Her sabah, kalbini yeniden çıkarıp orta yere koyuyorsun. Etrafın orta yere koşulsuz bırakılmış kalplerle dolu. Hepsine dokunuyorsun. Herkes seninkine dokunuyor. Coğrafyalar, etnik kökenler, diller, inanışlar, ekonomik durumlar değişiyor sadece, varlığını devam ettiriyor çocuk ülke.
Etkilenmemek, kişiliğine, ömrüne, öykülere katmamak imkansız… Yaşasın, diyorum bazen. Onların baktıkları yere bakabiliyorum, onların gördüklerini görebiliyorum. Çocuklar yaşamın incecik ayrıntıları. Ben durmadan öğreniyorum onlardan. Ben o ülkede birikiyorum. O ülkede yazıyorum. Onlarla bakıyorum, onlarla görüyorum. Onlarla dupduru hayaller kuruyorum.

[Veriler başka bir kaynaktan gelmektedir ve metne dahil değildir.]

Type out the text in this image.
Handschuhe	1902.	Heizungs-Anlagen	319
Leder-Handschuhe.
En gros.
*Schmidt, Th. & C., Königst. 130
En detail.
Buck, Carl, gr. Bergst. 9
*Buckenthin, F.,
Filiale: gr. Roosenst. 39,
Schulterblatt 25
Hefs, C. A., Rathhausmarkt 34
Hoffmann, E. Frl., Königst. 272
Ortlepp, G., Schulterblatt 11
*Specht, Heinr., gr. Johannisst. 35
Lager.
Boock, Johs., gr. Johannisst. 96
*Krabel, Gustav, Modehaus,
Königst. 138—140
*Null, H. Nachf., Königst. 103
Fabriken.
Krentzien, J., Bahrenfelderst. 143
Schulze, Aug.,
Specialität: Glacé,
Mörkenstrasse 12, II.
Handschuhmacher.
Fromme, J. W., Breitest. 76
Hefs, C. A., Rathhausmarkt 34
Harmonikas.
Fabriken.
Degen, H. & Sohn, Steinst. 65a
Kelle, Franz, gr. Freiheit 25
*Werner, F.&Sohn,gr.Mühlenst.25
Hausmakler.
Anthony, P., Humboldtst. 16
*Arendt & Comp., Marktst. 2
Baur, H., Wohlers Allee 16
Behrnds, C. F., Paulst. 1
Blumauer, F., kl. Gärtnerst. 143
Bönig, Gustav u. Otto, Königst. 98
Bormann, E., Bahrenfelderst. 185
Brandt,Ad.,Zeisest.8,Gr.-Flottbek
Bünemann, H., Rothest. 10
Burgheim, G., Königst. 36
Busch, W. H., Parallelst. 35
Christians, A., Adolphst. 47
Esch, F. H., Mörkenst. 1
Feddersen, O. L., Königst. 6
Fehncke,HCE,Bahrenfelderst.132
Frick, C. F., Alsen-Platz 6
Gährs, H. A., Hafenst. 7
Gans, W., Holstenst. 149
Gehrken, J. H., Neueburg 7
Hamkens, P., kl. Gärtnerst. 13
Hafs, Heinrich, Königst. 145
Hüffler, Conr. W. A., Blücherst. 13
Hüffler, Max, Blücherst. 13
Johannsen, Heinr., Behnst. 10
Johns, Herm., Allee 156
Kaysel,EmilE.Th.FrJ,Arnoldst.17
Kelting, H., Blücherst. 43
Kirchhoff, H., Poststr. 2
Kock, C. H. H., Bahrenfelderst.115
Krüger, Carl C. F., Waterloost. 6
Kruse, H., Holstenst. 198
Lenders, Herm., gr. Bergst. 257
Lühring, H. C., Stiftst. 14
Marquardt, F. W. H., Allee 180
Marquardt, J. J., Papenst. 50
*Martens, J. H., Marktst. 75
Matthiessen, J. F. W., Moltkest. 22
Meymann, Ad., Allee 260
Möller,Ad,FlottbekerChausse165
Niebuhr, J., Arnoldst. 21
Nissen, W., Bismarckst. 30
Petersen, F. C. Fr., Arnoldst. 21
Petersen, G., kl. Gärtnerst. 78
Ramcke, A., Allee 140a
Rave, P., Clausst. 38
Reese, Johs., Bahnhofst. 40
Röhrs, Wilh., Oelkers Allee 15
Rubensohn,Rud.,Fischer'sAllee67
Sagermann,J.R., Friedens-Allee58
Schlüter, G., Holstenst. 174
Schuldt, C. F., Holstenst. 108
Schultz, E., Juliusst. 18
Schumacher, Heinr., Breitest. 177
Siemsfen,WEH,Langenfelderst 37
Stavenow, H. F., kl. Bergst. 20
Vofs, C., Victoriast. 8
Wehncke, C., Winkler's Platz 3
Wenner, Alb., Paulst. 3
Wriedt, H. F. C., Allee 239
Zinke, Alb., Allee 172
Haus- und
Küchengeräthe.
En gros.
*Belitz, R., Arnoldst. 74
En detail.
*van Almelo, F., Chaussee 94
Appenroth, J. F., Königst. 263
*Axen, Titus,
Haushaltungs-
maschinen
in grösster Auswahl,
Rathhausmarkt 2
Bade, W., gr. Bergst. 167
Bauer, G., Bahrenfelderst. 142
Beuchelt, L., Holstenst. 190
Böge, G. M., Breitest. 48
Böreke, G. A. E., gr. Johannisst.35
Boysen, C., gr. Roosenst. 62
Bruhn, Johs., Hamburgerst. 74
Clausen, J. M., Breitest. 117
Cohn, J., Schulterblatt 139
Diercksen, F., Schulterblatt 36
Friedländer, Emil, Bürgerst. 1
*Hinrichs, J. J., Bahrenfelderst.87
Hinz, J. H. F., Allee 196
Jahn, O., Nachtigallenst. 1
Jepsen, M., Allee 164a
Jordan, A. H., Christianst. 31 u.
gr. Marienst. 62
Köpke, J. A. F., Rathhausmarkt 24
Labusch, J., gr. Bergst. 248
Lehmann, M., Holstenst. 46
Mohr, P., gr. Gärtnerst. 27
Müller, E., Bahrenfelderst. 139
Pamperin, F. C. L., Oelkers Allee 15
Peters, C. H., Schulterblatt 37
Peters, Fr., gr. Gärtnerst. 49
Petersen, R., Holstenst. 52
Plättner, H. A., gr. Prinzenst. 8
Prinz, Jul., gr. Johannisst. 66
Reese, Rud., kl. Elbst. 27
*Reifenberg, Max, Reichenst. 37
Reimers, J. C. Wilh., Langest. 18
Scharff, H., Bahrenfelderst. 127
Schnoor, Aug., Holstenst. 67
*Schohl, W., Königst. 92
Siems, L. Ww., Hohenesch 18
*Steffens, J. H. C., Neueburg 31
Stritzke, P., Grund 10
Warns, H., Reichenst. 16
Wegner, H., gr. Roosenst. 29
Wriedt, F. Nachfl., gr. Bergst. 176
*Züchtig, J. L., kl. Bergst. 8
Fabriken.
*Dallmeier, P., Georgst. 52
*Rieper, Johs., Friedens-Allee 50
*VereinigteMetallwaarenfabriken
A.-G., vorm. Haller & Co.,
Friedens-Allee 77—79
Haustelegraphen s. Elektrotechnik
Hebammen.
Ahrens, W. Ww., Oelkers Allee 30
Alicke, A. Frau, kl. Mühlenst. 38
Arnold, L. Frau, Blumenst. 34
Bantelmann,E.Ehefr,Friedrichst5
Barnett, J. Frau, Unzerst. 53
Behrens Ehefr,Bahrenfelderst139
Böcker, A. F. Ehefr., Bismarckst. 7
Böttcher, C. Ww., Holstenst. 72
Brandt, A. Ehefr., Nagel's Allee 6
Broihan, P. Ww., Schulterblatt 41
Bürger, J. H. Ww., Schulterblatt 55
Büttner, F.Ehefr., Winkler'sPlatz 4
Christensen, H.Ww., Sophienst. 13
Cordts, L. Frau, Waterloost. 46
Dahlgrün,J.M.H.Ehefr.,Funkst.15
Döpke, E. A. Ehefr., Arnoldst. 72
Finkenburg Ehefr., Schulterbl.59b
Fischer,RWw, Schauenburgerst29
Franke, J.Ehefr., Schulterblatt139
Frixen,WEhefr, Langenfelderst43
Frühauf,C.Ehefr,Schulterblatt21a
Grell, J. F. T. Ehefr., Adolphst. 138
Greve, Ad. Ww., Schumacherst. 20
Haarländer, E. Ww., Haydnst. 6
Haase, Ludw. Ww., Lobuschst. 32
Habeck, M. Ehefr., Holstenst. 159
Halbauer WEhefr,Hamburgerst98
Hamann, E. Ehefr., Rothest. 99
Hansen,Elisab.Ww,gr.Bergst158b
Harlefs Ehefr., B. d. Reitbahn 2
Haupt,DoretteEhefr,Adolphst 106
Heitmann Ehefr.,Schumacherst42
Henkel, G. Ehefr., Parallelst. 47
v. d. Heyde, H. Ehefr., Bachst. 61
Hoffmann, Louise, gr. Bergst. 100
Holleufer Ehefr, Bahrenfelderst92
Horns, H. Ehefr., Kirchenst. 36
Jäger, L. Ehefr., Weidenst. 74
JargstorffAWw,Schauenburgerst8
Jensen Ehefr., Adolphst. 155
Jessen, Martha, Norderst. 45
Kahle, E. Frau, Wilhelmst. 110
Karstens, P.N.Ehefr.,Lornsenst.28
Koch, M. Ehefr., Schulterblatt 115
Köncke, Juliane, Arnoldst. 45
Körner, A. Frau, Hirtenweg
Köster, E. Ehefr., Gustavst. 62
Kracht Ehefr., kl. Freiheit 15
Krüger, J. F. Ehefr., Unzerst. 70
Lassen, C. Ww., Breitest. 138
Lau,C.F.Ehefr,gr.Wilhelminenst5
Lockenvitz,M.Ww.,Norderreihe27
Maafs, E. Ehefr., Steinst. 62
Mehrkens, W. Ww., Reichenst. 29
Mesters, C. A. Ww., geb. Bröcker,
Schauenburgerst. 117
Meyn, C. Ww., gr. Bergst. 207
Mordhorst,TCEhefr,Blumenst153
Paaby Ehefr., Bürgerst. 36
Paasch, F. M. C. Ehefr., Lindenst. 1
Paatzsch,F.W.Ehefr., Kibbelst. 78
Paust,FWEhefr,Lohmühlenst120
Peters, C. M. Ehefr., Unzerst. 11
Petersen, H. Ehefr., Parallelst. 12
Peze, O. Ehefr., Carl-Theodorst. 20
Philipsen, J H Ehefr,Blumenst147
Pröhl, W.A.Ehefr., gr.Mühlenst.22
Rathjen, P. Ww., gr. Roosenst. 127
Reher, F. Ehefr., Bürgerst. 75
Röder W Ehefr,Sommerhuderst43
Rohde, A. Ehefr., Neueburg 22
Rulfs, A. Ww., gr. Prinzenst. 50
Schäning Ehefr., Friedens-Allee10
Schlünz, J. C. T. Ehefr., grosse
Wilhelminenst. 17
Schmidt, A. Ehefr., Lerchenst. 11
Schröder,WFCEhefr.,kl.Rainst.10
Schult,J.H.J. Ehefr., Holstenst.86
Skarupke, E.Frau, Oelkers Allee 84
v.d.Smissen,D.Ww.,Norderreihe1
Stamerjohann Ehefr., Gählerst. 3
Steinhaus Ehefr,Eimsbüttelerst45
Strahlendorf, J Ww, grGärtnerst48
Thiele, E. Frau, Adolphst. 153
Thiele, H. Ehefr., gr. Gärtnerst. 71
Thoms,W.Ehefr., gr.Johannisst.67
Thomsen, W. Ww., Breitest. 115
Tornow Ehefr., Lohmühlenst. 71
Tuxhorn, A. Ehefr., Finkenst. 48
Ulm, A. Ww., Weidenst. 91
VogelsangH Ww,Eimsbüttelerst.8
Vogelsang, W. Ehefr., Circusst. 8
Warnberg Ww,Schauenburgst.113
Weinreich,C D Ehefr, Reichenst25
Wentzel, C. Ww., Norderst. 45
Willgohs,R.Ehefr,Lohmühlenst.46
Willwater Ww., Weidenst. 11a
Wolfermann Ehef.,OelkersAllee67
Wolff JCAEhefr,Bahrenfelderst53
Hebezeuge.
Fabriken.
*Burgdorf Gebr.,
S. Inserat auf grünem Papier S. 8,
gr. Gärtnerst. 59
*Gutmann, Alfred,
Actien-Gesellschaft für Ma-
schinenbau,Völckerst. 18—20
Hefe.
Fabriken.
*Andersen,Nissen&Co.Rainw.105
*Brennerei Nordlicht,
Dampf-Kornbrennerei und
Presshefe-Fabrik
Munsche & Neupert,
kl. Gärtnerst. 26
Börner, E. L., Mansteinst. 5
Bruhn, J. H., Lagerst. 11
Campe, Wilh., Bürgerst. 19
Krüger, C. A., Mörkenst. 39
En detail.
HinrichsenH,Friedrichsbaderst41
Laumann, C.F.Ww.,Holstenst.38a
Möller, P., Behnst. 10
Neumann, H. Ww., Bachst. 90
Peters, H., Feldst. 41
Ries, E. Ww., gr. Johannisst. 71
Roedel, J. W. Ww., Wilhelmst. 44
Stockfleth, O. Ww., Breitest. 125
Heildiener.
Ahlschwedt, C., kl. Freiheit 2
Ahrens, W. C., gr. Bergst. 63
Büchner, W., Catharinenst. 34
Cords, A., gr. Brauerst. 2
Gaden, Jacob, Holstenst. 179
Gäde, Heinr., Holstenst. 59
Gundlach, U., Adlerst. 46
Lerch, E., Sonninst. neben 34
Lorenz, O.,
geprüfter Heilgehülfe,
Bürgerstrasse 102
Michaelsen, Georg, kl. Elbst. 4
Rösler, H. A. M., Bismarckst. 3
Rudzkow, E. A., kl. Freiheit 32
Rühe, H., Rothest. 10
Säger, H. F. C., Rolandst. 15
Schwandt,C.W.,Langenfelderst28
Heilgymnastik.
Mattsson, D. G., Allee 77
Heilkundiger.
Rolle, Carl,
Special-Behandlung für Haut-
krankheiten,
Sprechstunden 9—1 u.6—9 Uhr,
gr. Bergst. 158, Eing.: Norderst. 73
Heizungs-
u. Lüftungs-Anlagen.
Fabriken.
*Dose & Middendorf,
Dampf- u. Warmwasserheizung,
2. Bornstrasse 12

YAZAR ÜRETENDEN, EMEKTEN, EMEKÇİDEN YANA OLMALI
Öykü yazan, yazmak isteyen gençlere, kadınlara tavsiyeleriniz var mı?
Bence yazacaksak, yazıyorsak bir meselemiz, bir tarafımız olmalı. Bunu yapamazsak yalnızca uyumlu sözcükleri bir araya getirmiş oluruz. Tarafımızı belirleyemezsek gücün, güçlünün hizmetçisi oluruz. Benim için yazmanın bir işlevi olmalı, yazdıklarımız bir ihtiyacı karşılamalı. Okuyup bitirildiğinde okurda bir soru kalmalı. Ancak soru soran insanlar akışa boyun eğmezler.
Yazarken bir amacımız olmalı. Öykünün ana malzemesi insan. İnsan sınırları olmayan bir kavram… Çok iyi gözlem yapmalı. Yazar yaşadığı coğrafyayı, o coğrafyanın insanını çok iyi tanımalı, bir yandan da dünyaya bakmalı. Çok okumak gerektiğini düşünüyorum. Okumadan bilinmiyor. Bilmeden de yazılmıyor.
Bir de bir garip burnu havada olmak durumu var son zaman edebiyatımızda. Yazdıkları var bir tarafta, bir tarafta hayatla aralarına set çekmişler. Çok biliyorlar. Her şeyi bildiklerini düşünüyorlar. Kendi iç dünyalarından çıkmadan dünyanın lafını ediyorlar. İkna olunmamış bir laf kalabalığı oluşuyor o zaman. Ben o kalabalıktan çok rahatsız oluyorum.
Üretenlerin sahip olduğu bir dünyaya inanıyorum. Yazar üretenden, emekten, emekçiden yana olmalı. Emeğin kültürüne katkı sağlamalı.
Öyle bir birikmişliği var ki ülkem kadınlarının; yazmalılar. Kadınlar çok yazmalılar. Yazmak dışından konuşmaktır. Dışımızdan konuşmalıyız. Kadınlar okuyup yazarsa değişim kaçınılmaz. Ben eminim gücü elinde tutanlar en çok kadınların gücünden korkuyorlar. Yazmak, paylaşmaktır. Ürküterek güç sahibi olanlar, severek paylaşanlarla yıkılacaklar.